Self-Demos: Eliciting Out-of-Demonstration Generalizability in Large Language Models
This addresses the limitation of few-shot learning in LLMs for real-world applications where specific demos are scarce, though it appears incremental as it builds on existing prompting methods.
The paper tackles the problem of large language models struggling with out-of-demonstration queries due to reliance on high-quality, query-specific demos, proposing Self-Demos, a prompting method that generates query-aware demos to transform OOD queries to in-distribution, and shows it outperforms state-of-the-art baselines on a custom dataset and two public math benchmarks.
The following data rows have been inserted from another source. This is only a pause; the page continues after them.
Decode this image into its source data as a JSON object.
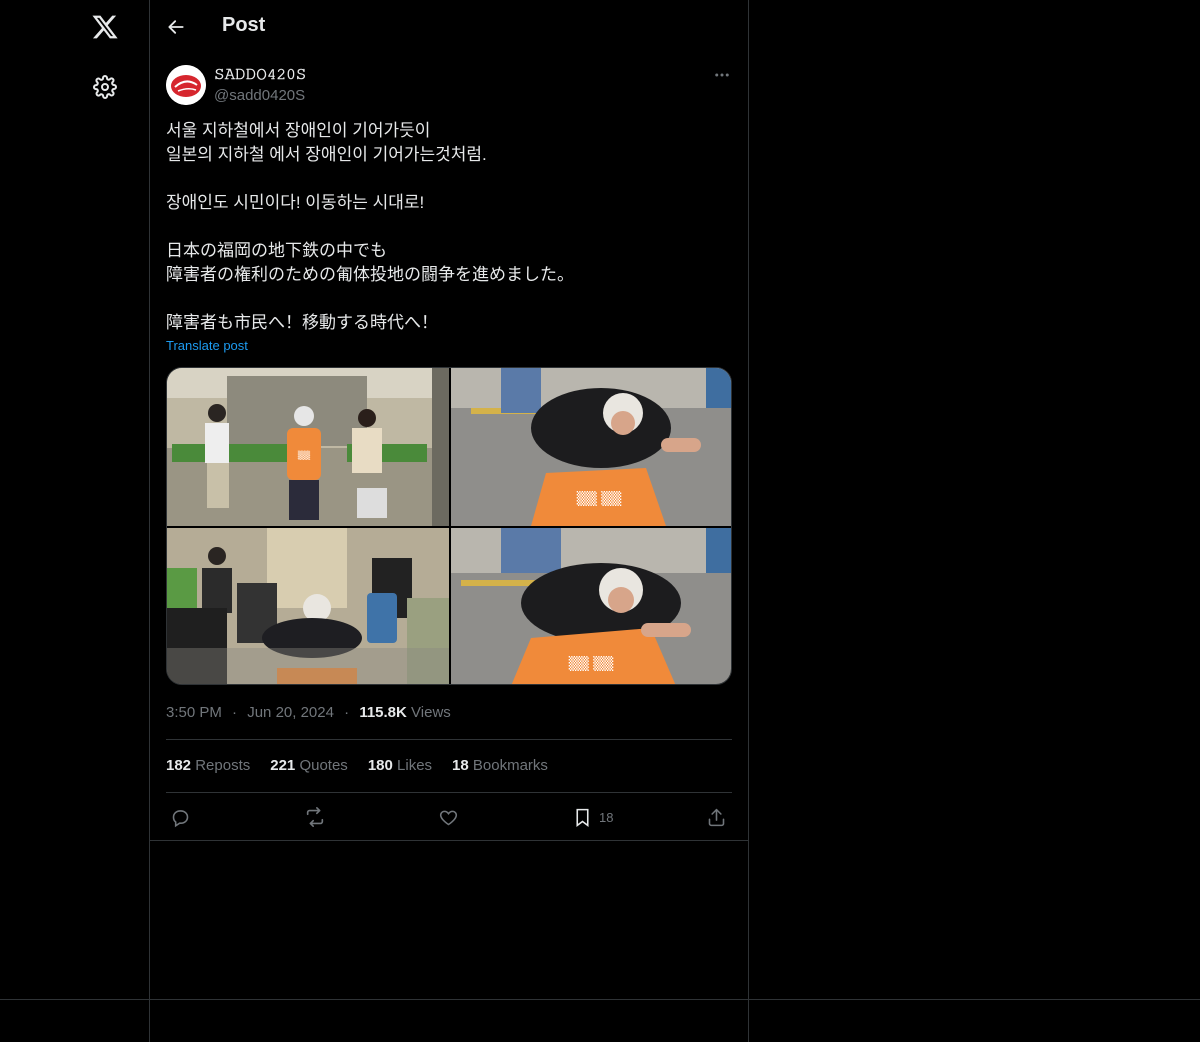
{
  "nav": {
    "logo": "X"
  },
  "header": {
    "title": "Post"
  },
  "post": {
    "author_name": "𝚂𝙰𝙳𝙳𝙾𝟺𝟸𝟶𝚂",
    "handle": "@sadd0420S",
    "body": "서울 지하철에서 장애인이 기어가듯이\n일본의 지하철 에서 장애인이 기어가는것처럼.\n\n장애인도 시민이다! 이동하는 시대로!\n\n日本の福岡の地下鉄の中でも\n障害者の権利のための匍体投地の闘争を進めました。\n\n障害者も市民へ！移動する時代へ！",
    "translate_label": "Translate post",
    "vest_text": "장애인도 시민으로 이동하는",
    "time": "3:50 PM",
    "date": "Jun 20, 2024",
    "views_count": "115.8K",
    "views_label": "Views",
    "sep": "·"
  },
  "stats": [
    {
      "count": "182",
      "label": "Reposts"
    },
    {
      "count": "221",
      "label": "Quotes"
    },
    {
      "count": "180",
      "label": "Likes"
    },
    {
      "count": "18",
      "label": "Bookmarks"
    }
  ],
  "actions": {
    "bookmark_count": "18"
  },
  "colors": {
    "background": "#000000",
    "border": "#2f3336",
    "muted": "#71767b",
    "link": "#1d9bf0",
    "text": "#e7e9ea"
  }
}
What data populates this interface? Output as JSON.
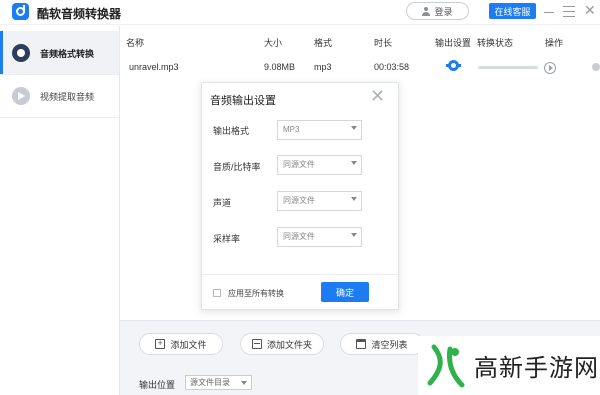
{
  "app": {
    "title": "酷软音频转换器",
    "login_label": "登录",
    "service_label": "在线客服"
  },
  "sidebar": {
    "items": [
      {
        "label": "音频格式转换",
        "icon": "audio-convert-icon",
        "active": true
      },
      {
        "label": "视频提取音频",
        "icon": "video-extract-icon",
        "active": false
      }
    ]
  },
  "table": {
    "headers": [
      "名称",
      "大小",
      "格式",
      "时长",
      "输出设置",
      "转换状态",
      "操作"
    ],
    "rows": [
      {
        "name": "unravel.mp3",
        "size": "9.08MB",
        "format": "mp3",
        "duration": "00:03:58",
        "progress": 0.0
      }
    ]
  },
  "dialog": {
    "title": "音频输出设置",
    "fields": [
      {
        "label": "输出格式",
        "value": "MP3"
      },
      {
        "label": "音质/比特率",
        "value": "同源文件"
      },
      {
        "label": "声道",
        "value": "同源文件"
      },
      {
        "label": "采样率",
        "value": "同源文件"
      }
    ],
    "apply_all_label": "应用至所有转换",
    "confirm_label": "确定"
  },
  "bottom": {
    "add_file_label": "添加文件",
    "add_folder_label": "添加文件夹",
    "clear_list_label": "清空列表",
    "output_label": "输出位置",
    "output_value": "源文件目录"
  },
  "watermark": {
    "text": "高新手游网"
  },
  "colors": {
    "accent": "#1e7cf2",
    "watermark_green": "#2fb24a"
  }
}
Large language models (LLMs) have shown promising abilities of in-context learning (ICL), adapting swiftly to new tasks with only few-shot demonstrations. However, current few-shot methods heavily depend on high-quality, query-specific demos, which are often lacking. When faced with out-of-demonstration (OOD) queries, methods that rely on hand-crafted demos or external retrievers might fail. To bridge the gap between limited demos and OOD queries, we propose Self-Demos, a novel prompting method that elicits the inherent generalizability in LLMs by query-aware demo generation. The generated demos strategically interpolate between existing demos and the given query, transforming the query from OOD to ID. To evaluate the effectiveness of our approach, we manually constructed OOD-Toolset, a dataset in the tool-using scenario with over 300 real-world APIs and 1000 instances, each consisting of three tool-use cases as demos and an OOD query. Thorough experiments on our dataset and two public math benchmarks have shown that our method can outperform state-of-the-art baselines in the OOD setting. Moreover, we conduct a range of analyses to validate Self-Demos's generalization and provide more insights.